Incra publica portaria de reconhecimento da comunidade quilombola Santo Antônio

Por Incra/RO

O Incra publicou, dia 2 de maio, a portaria de reconhecimento das terras da comunidade remanescente de quilombo Santo Antônio, localizada no município de São Francisco do Guaporé (RO). 

A comunidade está localizada na fronteira entre o Brasil e a Bolívia, na confluência dos rios São Miguel e Guaporé, no Sudoeste de Rondônia. A área reconhecida é de 7.221,42 hectares, onde residem 34 famílias que fazem uso coletivo da terra e mantêm tradições e costumes oriundos de antigo quilombo. 

Essa etapa resulta de estudos técnicos e conciliações. Após a publicação do Relatório Técnico de Identificação e Delimitação (RTID), documento produzido pela regional do Incra em Rondônia, que identificou e delimitou o território para a comunidade a partir de estudo antropológico, agronômico, cartográfico e fundiário das terras ocupadas tradicionalmente pelas famílias, sobreveio a análise e julgamento das contestações apresentadas ao mesmo.

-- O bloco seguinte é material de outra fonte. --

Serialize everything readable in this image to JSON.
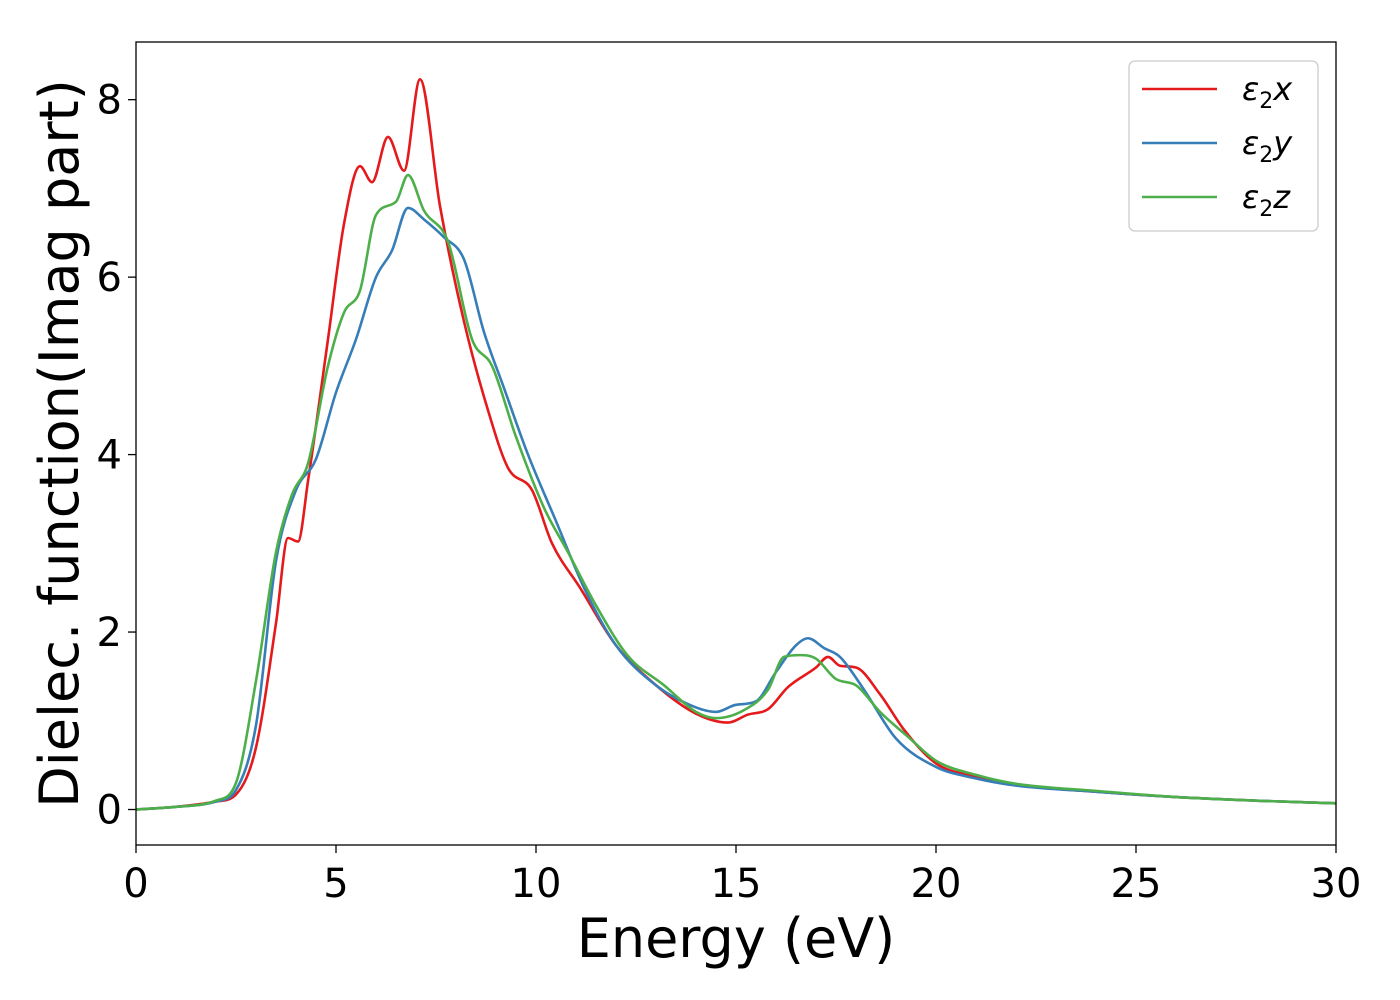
{
  "chart_data": {
    "type": "line",
    "xlabel": "Energy (eV)",
    "ylabel": "Dielec. function(Imag part)",
    "xlim": [
      0,
      30
    ],
    "ylim": [
      -0.4,
      8.65
    ],
    "xticks": [
      0,
      5,
      10,
      15,
      20,
      25,
      30
    ],
    "yticks": [
      0,
      2,
      4,
      6,
      8
    ],
    "grid": false,
    "legend_position": "top-right",
    "series": [
      {
        "name": "ε₂x",
        "legend_main": "ε",
        "legend_sub": "2",
        "legend_tail": "x",
        "color": "#e41a1c",
        "x": [
          0,
          1,
          2,
          2.5,
          3,
          3.5,
          3.8,
          4.05,
          4.3,
          4.8,
          5.2,
          5.6,
          5.9,
          6.3,
          6.7,
          7.1,
          7.6,
          8.2,
          8.8,
          9.3,
          9.9,
          10.4,
          11.1,
          12,
          13,
          14,
          14.8,
          15.3,
          15.8,
          16.3,
          17.0,
          17.3,
          17.6,
          18.0,
          18.6,
          19.2,
          20,
          21,
          22,
          24,
          26,
          28,
          30
        ],
        "y": [
          0,
          0.03,
          0.09,
          0.17,
          0.7,
          2.1,
          3.06,
          3.02,
          3.7,
          5.3,
          6.6,
          7.25,
          7.07,
          7.58,
          7.2,
          8.23,
          6.8,
          5.5,
          4.5,
          3.85,
          3.6,
          3.0,
          2.5,
          1.85,
          1.4,
          1.08,
          0.98,
          1.07,
          1.13,
          1.38,
          1.6,
          1.72,
          1.62,
          1.6,
          1.3,
          0.9,
          0.52,
          0.37,
          0.28,
          0.2,
          0.14,
          0.1,
          0.07
        ]
      },
      {
        "name": "ε₂y",
        "legend_main": "ε",
        "legend_sub": "2",
        "legend_tail": "y",
        "color": "#377eb8",
        "x": [
          0,
          1,
          2,
          2.5,
          3,
          3.5,
          4.0,
          4.5,
          5.0,
          5.5,
          6.0,
          6.4,
          6.8,
          7.2,
          7.7,
          8.2,
          8.7,
          9.2,
          9.8,
          10.5,
          11.2,
          12,
          13,
          14,
          14.5,
          15,
          15.5,
          16,
          16.5,
          16.8,
          17.2,
          17.6,
          18.2,
          19,
          20,
          21,
          22,
          24,
          26,
          28,
          30
        ],
        "y": [
          0,
          0.03,
          0.09,
          0.22,
          0.95,
          2.8,
          3.6,
          3.95,
          4.7,
          5.3,
          6.0,
          6.3,
          6.78,
          6.65,
          6.45,
          6.2,
          5.38,
          4.75,
          4.0,
          3.25,
          2.5,
          1.85,
          1.4,
          1.15,
          1.1,
          1.18,
          1.22,
          1.55,
          1.85,
          1.93,
          1.82,
          1.72,
          1.35,
          0.8,
          0.48,
          0.35,
          0.27,
          0.2,
          0.14,
          0.1,
          0.07
        ]
      },
      {
        "name": "ε₂z",
        "legend_main": "ε",
        "legend_sub": "2",
        "legend_tail": "z",
        "color": "#4daf4a",
        "x": [
          0,
          1,
          2,
          2.5,
          3,
          3.5,
          3.9,
          4.3,
          4.8,
          5.2,
          5.6,
          6.0,
          6.5,
          6.8,
          7.2,
          7.8,
          8.4,
          8.9,
          9.5,
          10.2,
          10.8,
          11.5,
          12.3,
          13.2,
          14,
          14.5,
          15.2,
          15.8,
          16.2,
          16.6,
          17.0,
          17.5,
          18.0,
          18.6,
          19.3,
          20,
          21,
          22,
          24,
          26,
          28,
          30
        ],
        "y": [
          0,
          0.03,
          0.1,
          0.3,
          1.45,
          2.9,
          3.55,
          3.9,
          5.0,
          5.6,
          5.85,
          6.7,
          6.85,
          7.15,
          6.75,
          6.4,
          5.3,
          5.0,
          4.2,
          3.4,
          2.9,
          2.3,
          1.73,
          1.4,
          1.1,
          1.03,
          1.12,
          1.35,
          1.72,
          1.74,
          1.7,
          1.47,
          1.4,
          1.1,
          0.82,
          0.55,
          0.39,
          0.29,
          0.21,
          0.14,
          0.1,
          0.07
        ]
      }
    ]
  }
}
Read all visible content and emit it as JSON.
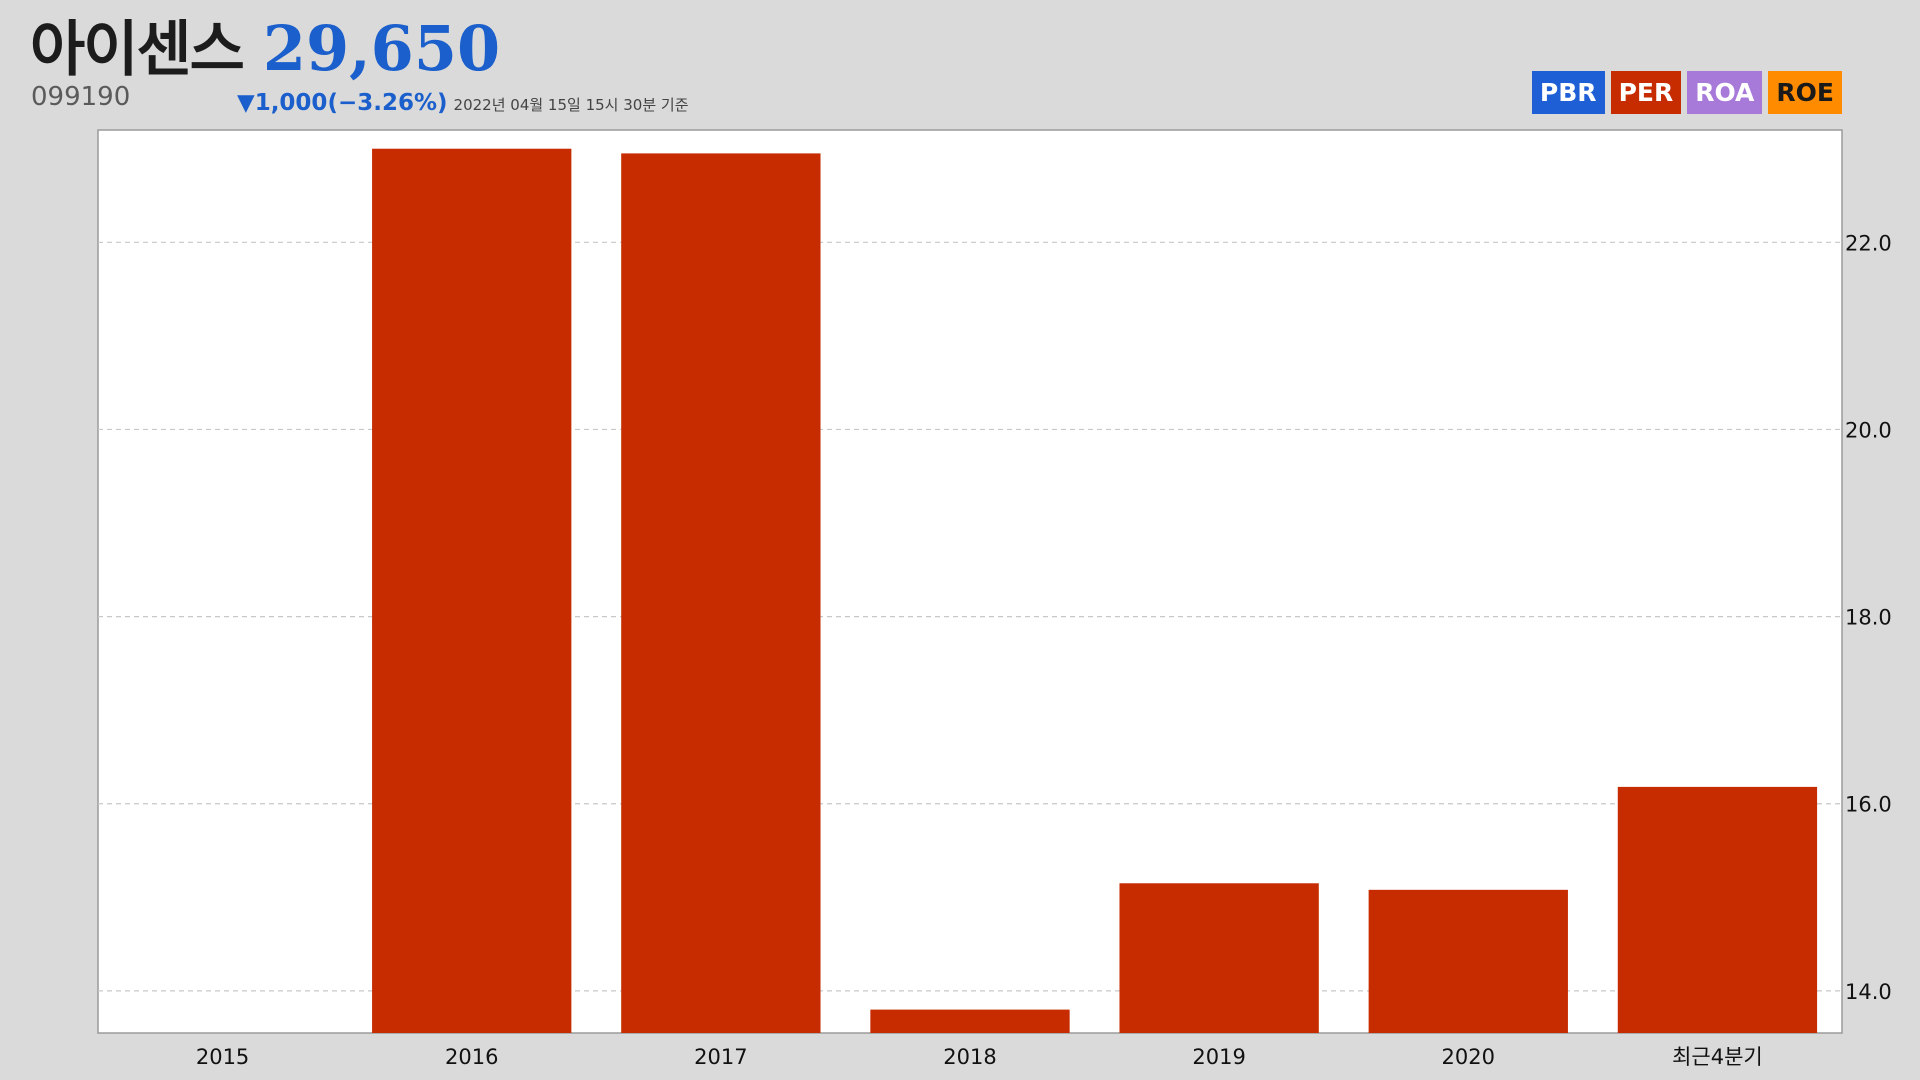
{
  "header": {
    "company_name": "아이센스",
    "price": "29,650",
    "ticker": "099190",
    "change": "▼1,000(−3.26%)",
    "timestamp": "2022년 04월 15일 15시 30분 기준"
  },
  "legend": [
    {
      "label": "PBR",
      "color": "#1f5fd6",
      "text_color": "#ffffff"
    },
    {
      "label": "PER",
      "color": "#c62c00",
      "text_color": "#ffffff"
    },
    {
      "label": "ROA",
      "color": "#a77ad9",
      "text_color": "#ffffff"
    },
    {
      "label": "ROE",
      "color": "#ff8c00",
      "text_color": "#1a1a1a"
    }
  ],
  "chart_data": {
    "type": "bar",
    "categories": [
      "2015",
      "2016",
      "2017",
      "2018",
      "2019",
      "2020",
      "최근4분기"
    ],
    "values": [
      null,
      23.0,
      22.95,
      13.8,
      15.15,
      15.08,
      16.18
    ],
    "ylim": [
      13.55,
      23.2
    ],
    "yticks": [
      14.0,
      16.0,
      18.0,
      20.0,
      22.0
    ],
    "ytick_labels": [
      "14.0",
      "16.0",
      "18.0",
      "20.0",
      "22.0"
    ],
    "y_axis_side": "right",
    "grid": true,
    "bar_color": "#c62c00",
    "legend_placement": "top-right"
  }
}
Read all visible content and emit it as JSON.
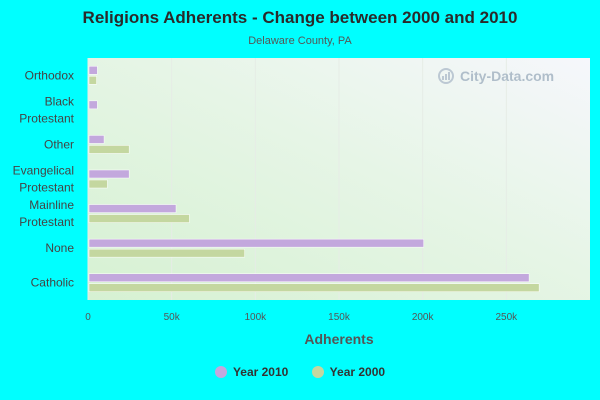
{
  "title": "Religions Adherents - Change between 2000 and 2010",
  "subtitle": "Delaware County, PA",
  "watermark": "City-Data.com",
  "colors": {
    "page_background": "#00ffff",
    "series_2010": "#c3a8dd",
    "series_2000": "#c4d7a0"
  },
  "legend": [
    {
      "name": "Year 2010",
      "color": "#c3a8dd"
    },
    {
      "name": "Year 2000",
      "color": "#c4d7a0"
    }
  ],
  "chart_data": {
    "type": "bar",
    "orientation": "horizontal",
    "categories": [
      "Orthodox",
      "Black Protestant",
      "Other",
      "Evangelical Protestant",
      "Mainline Protestant",
      "None",
      "Catholic"
    ],
    "category_lines": [
      [
        "Orthodox"
      ],
      [
        "Black",
        "Protestant"
      ],
      [
        "Other"
      ],
      [
        "Evangelical",
        "Protestant"
      ],
      [
        "Mainline",
        "Protestant"
      ],
      [
        "None"
      ],
      [
        "Catholic"
      ]
    ],
    "series": [
      {
        "name": "Year 2010",
        "values": [
          5000,
          5000,
          9000,
          24000,
          52000,
          200000,
          263000
        ]
      },
      {
        "name": "Year 2000",
        "values": [
          4500,
          0,
          24000,
          11000,
          60000,
          93000,
          269000
        ]
      }
    ],
    "title": "Religions Adherents - Change between 2000 and 2010",
    "xlabel": "Adherents",
    "ylabel": "",
    "xlim": [
      0,
      300000
    ],
    "xticks": [
      0,
      50000,
      100000,
      150000,
      200000,
      250000
    ],
    "xtick_labels": [
      "0",
      "50k",
      "100k",
      "150k",
      "200k",
      "250k"
    ],
    "grid": true,
    "legend_position": "bottom"
  }
}
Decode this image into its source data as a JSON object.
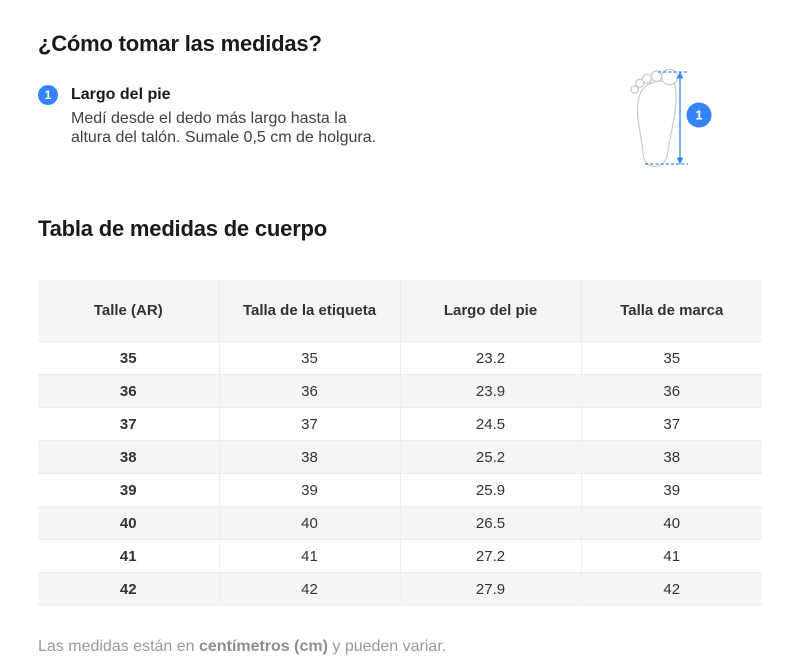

Posteriormente, foi realizado o Termo de Conciliação no âmbito da Câmara de Conciliação e Arbitragem Federal (CCAF), uma vez que havia sobreposição do território quilombola com a Reserva Biológica do Guaporé. Só então a portaria de reconhecimento foi publicada e consolida o território como remanescente de quilombo. 

O servidor do Incra/RO, William Coimbra, explicou que com a publicação da portaria o processo será submetido ao Congresso Nacional pelo Instituto Chico Mendes de Conservação da Biodiversidade (ICMBio), para o desmembramento das terras da Rebio. Após a autorização do Congresso, o Incra terá permissão para emitir o título de propriedade das terras, que é coletivo, imprescritível, em nome da associação comunitária local – a Associação dos Remanescentes Quilombolas Santo Antônio do Guaporé. 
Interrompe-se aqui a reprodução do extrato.